Monday, Apr. 17, 1939

The New Pictures

Wuthering Heights (United Artists-Sam Goldwyn). "A minor sensation has been caused by the announcement that the Hollywood film version of 'Wuthering Heights' is to be called Wuthering Heights. . . . The decision . . . [was] made by no less a person than Mr. Sam Goldwyn. Mr. Goldwyn is a legendary figure who has a fine autocratic way with the English language and chronology and things like that. . . . Still, the title is not everything; and its retention does not--witness among many others the conspicuous case of Bengal Lancer--at all imply that the film will be even remotely identifiable with the book."

These disdainful words appeared last August in a London Times editorial. Last week they might well have been eaten by their author. As produced by Mr. Goldwyn, directed by William Wyler and acted by Merle Oberon, Lawrence Olivier, David Niven and Flora Robson, Wuthering Heights is not only readily identifiable with the book but one of the season's distinguished pictures.

As cinematerial, Wuthering Heights might seem as farfetched a prospect as any book yet pillaged. It is crammed with neurotic, 19th-Century gloom, ridden with implications of incest, short on action, careless of conventional morality. As additional drawbacks, Mr. Olivier, entrusted with the crucial role of Heathcliff, boasts that he dislikes working for the movies and only does it for money; Ben Hecht and Charles MacArthur, preparing for their labors on Gunga Din, could barely be persuaded to leave their marathon backgammon game long enough to write a script. The script turned out brilliantly. Olivier's work as Heathcliff is a speaking tribute to the efficacy of the profit motive.

Before making the picture, Producer Goldwyn, a stickler for detail, landscaped 540 California acres into a Yorkshire moor. He imported eight British actors, a dialect expert to see that their accents matched, 1,000 panes of hand-blown glass for interior shots and 1,000 heather plants for outdoors. He did not attempt to send for Emily Bronte. In spite of this oversight, there is not much she could have done to improve this screen translation of her masterpiece.

Man of Conquest (Republic). This week's addition to the cinema's rapidly growing biography shelf is a lively portrait of General Sam Houston, Governor of Tennessee (1827-29), victor over Mexican General Antonio Lopez de Santa Anna, and President of the Republic of Texas.

As a subject for polite, Hays-worthy cinema treatment, Sam Houston presented able Screenwriter Wells Root and his collaborators with notable problems. Houston's career as Governor was terminated abruptly when, for reasons which have never been completely explained, he left his first wife and the Governor's mansion almost simultaneously, three months after his marriage. In this picture, Houston (Richard Dix) is deserted by his bride and resigns later to spare her unpleasant publicity. The years when he lived among the Cherokee Indians, who called him "Big Drunk," are glossed over in a few sequences showing him as the red man's ambassador to his friend, Andrew Jackson.

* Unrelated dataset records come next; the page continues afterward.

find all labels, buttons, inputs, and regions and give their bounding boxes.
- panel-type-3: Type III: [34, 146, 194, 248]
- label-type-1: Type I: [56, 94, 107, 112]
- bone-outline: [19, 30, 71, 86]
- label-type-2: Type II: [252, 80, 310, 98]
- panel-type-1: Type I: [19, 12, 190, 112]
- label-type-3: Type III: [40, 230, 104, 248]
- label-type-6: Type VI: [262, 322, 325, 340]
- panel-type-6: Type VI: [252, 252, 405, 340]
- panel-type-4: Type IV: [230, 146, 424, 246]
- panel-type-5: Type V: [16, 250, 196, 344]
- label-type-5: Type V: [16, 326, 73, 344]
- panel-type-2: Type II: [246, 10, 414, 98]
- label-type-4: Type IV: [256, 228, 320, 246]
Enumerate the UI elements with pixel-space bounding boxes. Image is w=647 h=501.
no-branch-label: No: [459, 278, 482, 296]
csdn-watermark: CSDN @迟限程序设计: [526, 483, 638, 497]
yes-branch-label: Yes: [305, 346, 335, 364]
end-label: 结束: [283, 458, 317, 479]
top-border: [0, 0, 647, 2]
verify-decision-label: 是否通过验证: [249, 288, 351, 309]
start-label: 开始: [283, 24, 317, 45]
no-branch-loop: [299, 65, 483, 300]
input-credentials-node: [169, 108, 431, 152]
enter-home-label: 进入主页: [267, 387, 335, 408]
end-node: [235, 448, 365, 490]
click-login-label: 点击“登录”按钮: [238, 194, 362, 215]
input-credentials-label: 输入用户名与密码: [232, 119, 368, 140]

It would take more than such trivial euphemisms to dim the vitality inherent in Houston's story. That vitality emerges on the screen as loud as a war whoop and as earthy as the badlands.

Midnight (Paramount). For the past year and a half, Paramount has been struggling with all the $120,000,000 resources at its command to produce another comedy as good as True Confession. Midnight does it. The story--about a chorus girl who lands in Paris on a rainy night with no assets but a low-cut evening dress --is not as fresh as a mountain daisy. But with Claudette Colbert as the chorus girl, Don Ameche as the taxi-driver who meets her at the station, Francis Lederer as the gigolo who falls in love with her and John Barrymore as the millionaire who finances her, it looks as bright and fetching as an artful nosegay. Good sequence: Barrymore and Colbert eyeing each other at a musicale which she has crashed by palming off a pawn ticket as a card of admission.

Dodge City (Warner Bros.). This picture had last week the most expensive cinema premiere on record. To the little Kansas town whose history it purports to record, Warners transported trainloads of notables. One contingent of 175 stars, pressagents and columnists was brought from Hollywood. Another of 14 newspapermen was imported from Manhattan. Dodge City store fronts were dressed up for the event in old Western style. Its somewhat sheepish residents, at the request of Warner Bros.' publicity staff, grew beards, carried hoss-pistols, danced in the streets for 60,000 visitors.

Dodge City's premiere was the most notable thing about it. The picture itself is a good, noisy Technicolor, flag-waving Western, enlivened by Ann Sheridan, Olivia de Havilland, Errol Flynn and a knock-down drag-out saloon fight. So continual is the random gunfire that cinemaddicts might guess that the place took its name from the necessary behavior of the inhabitants.